Ноябрьская изморозь на пальто, что, как и вся одежда, кажется чрезмерно неуместной. Улыбки и воспоминание о счастье на птичьих правах разбиваются о простую правду.
Ты, как и он (не могу избавиться от этой ассоциации), обнимаешь меня, тыкаясь носом в волосы. Ты плачешь. О, как хочется плакать мне, но выдавить в слёзы рвущую боль я смогу только оставшись наедине с собой.
Самые противоречивые чувства — были о тебе, но в ту секунду мы стали родными.
Мы творим безумие. В этих стенах безумие правит из-за градусов и полумрака, мы же и без того обеспечили себе его. Та легкость, что впоследствии оборачивается страшной болью.
Бессмысленным было оставлять нас наедине, ведь ты не скажешь ни слова до последней станции, —
Руки.
"В рассрочку созданный комфорт". Он дорог тебе, сколько не целуй рук.

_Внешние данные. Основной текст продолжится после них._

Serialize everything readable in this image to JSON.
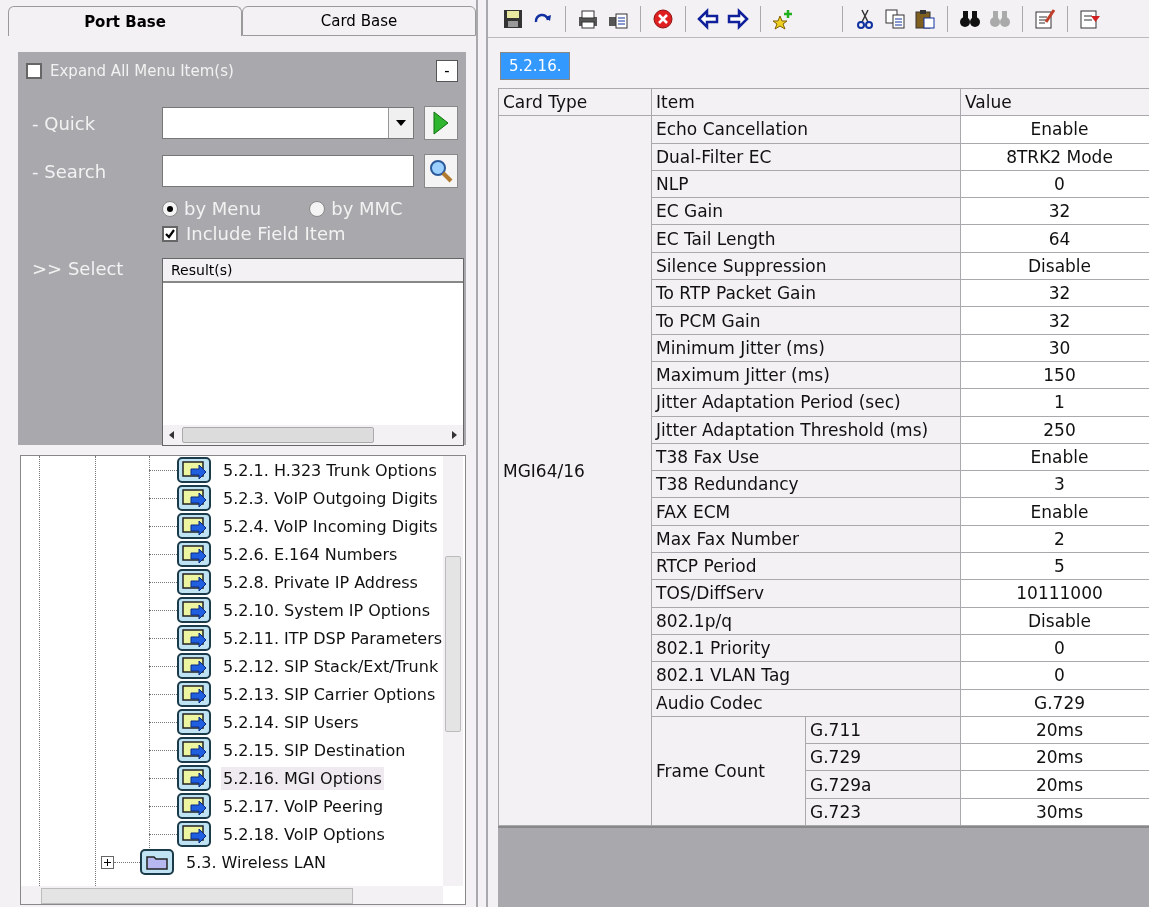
{
  "tabs": [
    {
      "label": "Port Base",
      "selected": true
    },
    {
      "label": "Card Base",
      "selected": false
    }
  ],
  "filter": {
    "expand_all": {
      "label": "Expand All Menu Item(s)",
      "checked": false
    },
    "collapse_button": "-",
    "quick_label": "- Quick",
    "search_label": "- Search",
    "radios": [
      {
        "label": "by Menu",
        "selected": true
      },
      {
        "label": "by MMC",
        "selected": false
      }
    ],
    "include_field": {
      "label": "Include Field Item",
      "checked": true
    },
    "select_label": ">> Select",
    "results_header": "Result(s)"
  },
  "tree": {
    "items": [
      {
        "children": [
          {
            "label": "5.2.1. H.323 Trunk Options",
            "kind": "page",
            "selected": false
          },
          {
            "label": "5.2.3. VoIP Outgoing Digits",
            "kind": "page",
            "selected": false
          },
          {
            "label": "5.2.4. VoIP Incoming Digits",
            "kind": "page",
            "selected": false
          },
          {
            "label": "5.2.6. E.164 Numbers",
            "kind": "page",
            "selected": false
          },
          {
            "label": "5.2.8. Private IP Address",
            "kind": "page",
            "selected": false
          },
          {
            "label": "5.2.10. System IP Options",
            "kind": "page",
            "selected": false
          },
          {
            "label": "5.2.11. ITP DSP Parameters",
            "kind": "page",
            "selected": false
          },
          {
            "label": "5.2.12. SIP Stack/Ext/Trunk",
            "kind": "page",
            "selected": false
          },
          {
            "label": "5.2.13. SIP Carrier Options",
            "kind": "page",
            "selected": false
          },
          {
            "label": "5.2.14. SIP Users",
            "kind": "page",
            "selected": false
          },
          {
            "label": "5.2.15. SIP Destination",
            "kind": "page",
            "selected": false
          },
          {
            "label": "5.2.16. MGI Options",
            "kind": "page",
            "selected": true
          },
          {
            "label": "5.2.17. VoIP Peering",
            "kind": "page",
            "selected": false
          },
          {
            "label": "5.2.18. VoIP Options",
            "kind": "page",
            "selected": false
          }
        ]
      },
      {
        "label": "5.3. Wireless LAN",
        "kind": "folder",
        "expanded": false,
        "selected": false
      }
    ]
  },
  "breadcrumb": "5.2.16.",
  "table": {
    "columns": [
      "Card Type",
      "Item",
      "Value"
    ],
    "card_type": "MGI64/16",
    "rows": [
      {
        "kind": "single",
        "item": "Echo Cancellation",
        "value": "Enable"
      },
      {
        "kind": "single",
        "item": "Dual-Filter EC",
        "value": "8TRK2 Mode"
      },
      {
        "kind": "single",
        "item": "NLP",
        "value": "0"
      },
      {
        "kind": "single",
        "item": "EC Gain",
        "value": "32"
      },
      {
        "kind": "single",
        "item": "EC Tail Length",
        "value": "64"
      },
      {
        "kind": "single",
        "item": "Silence Suppression",
        "value": "Disable"
      },
      {
        "kind": "single",
        "item": "To RTP Packet Gain",
        "value": "32"
      },
      {
        "kind": "single",
        "item": "To PCM Gain",
        "value": "32"
      },
      {
        "kind": "single",
        "item": "Minimum Jitter (ms)",
        "value": "30"
      },
      {
        "kind": "single",
        "item": "Maximum Jitter (ms)",
        "value": "150"
      },
      {
        "kind": "single",
        "item": "Jitter Adaptation Period (sec)",
        "value": "1"
      },
      {
        "kind": "single",
        "item": "Jitter Adaptation Threshold (ms)",
        "value": "250"
      },
      {
        "kind": "single",
        "item": "T38 Fax Use",
        "value": "Enable"
      },
      {
        "kind": "single",
        "item": "T38 Redundancy",
        "value": "3"
      },
      {
        "kind": "single",
        "item": "FAX ECM",
        "value": "Enable"
      },
      {
        "kind": "single",
        "item": "Max Fax Number",
        "value": "2"
      },
      {
        "kind": "single",
        "item": "RTCP Period",
        "value": "5"
      },
      {
        "kind": "single",
        "item": "TOS/DiffServ",
        "value": "10111000"
      },
      {
        "kind": "single",
        "item": "802.1p/q",
        "value": "Disable"
      },
      {
        "kind": "single",
        "item": "802.1 Priority",
        "value": "0"
      },
      {
        "kind": "single",
        "item": "802.1 VLAN Tag",
        "value": "0"
      },
      {
        "kind": "single",
        "item": "Audio Codec",
        "value": "G.729"
      },
      {
        "kind": "group",
        "item": "Frame Count",
        "children": [
          {
            "item": "G.711",
            "value": "20ms"
          },
          {
            "item": "G.729",
            "value": "20ms"
          },
          {
            "item": "G.729a",
            "value": "20ms"
          },
          {
            "item": "G.723",
            "value": "30ms"
          }
        ]
      }
    ]
  }
}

Я открываю подъезда дверь, провожая тебя взглядом, но ты не оборачиваешься.
Ожидая лифта, сползая спиной по стене, я наконец нахожу в себе силы плакать.
Тот холодный ноябрьский простор, ветер, даже если чуть приоткрыть окно, преступно манит.
Уже написан Вертер.
О, если бы моей большей болью за эту ночь было то, что я потеряла в том злачном месте одну из своих самых красивых сережек...
То ли от слез, то ли от алкоголя трещащая голова дарит ощущение обновленности, когда лишь в седьмом часу ты касаешься ею подушки и долго еще вертишься, как на вертеле.
Воскресным утром я начинаю писать на волнистых, будто бы залитыми слезами,страницах блокнота.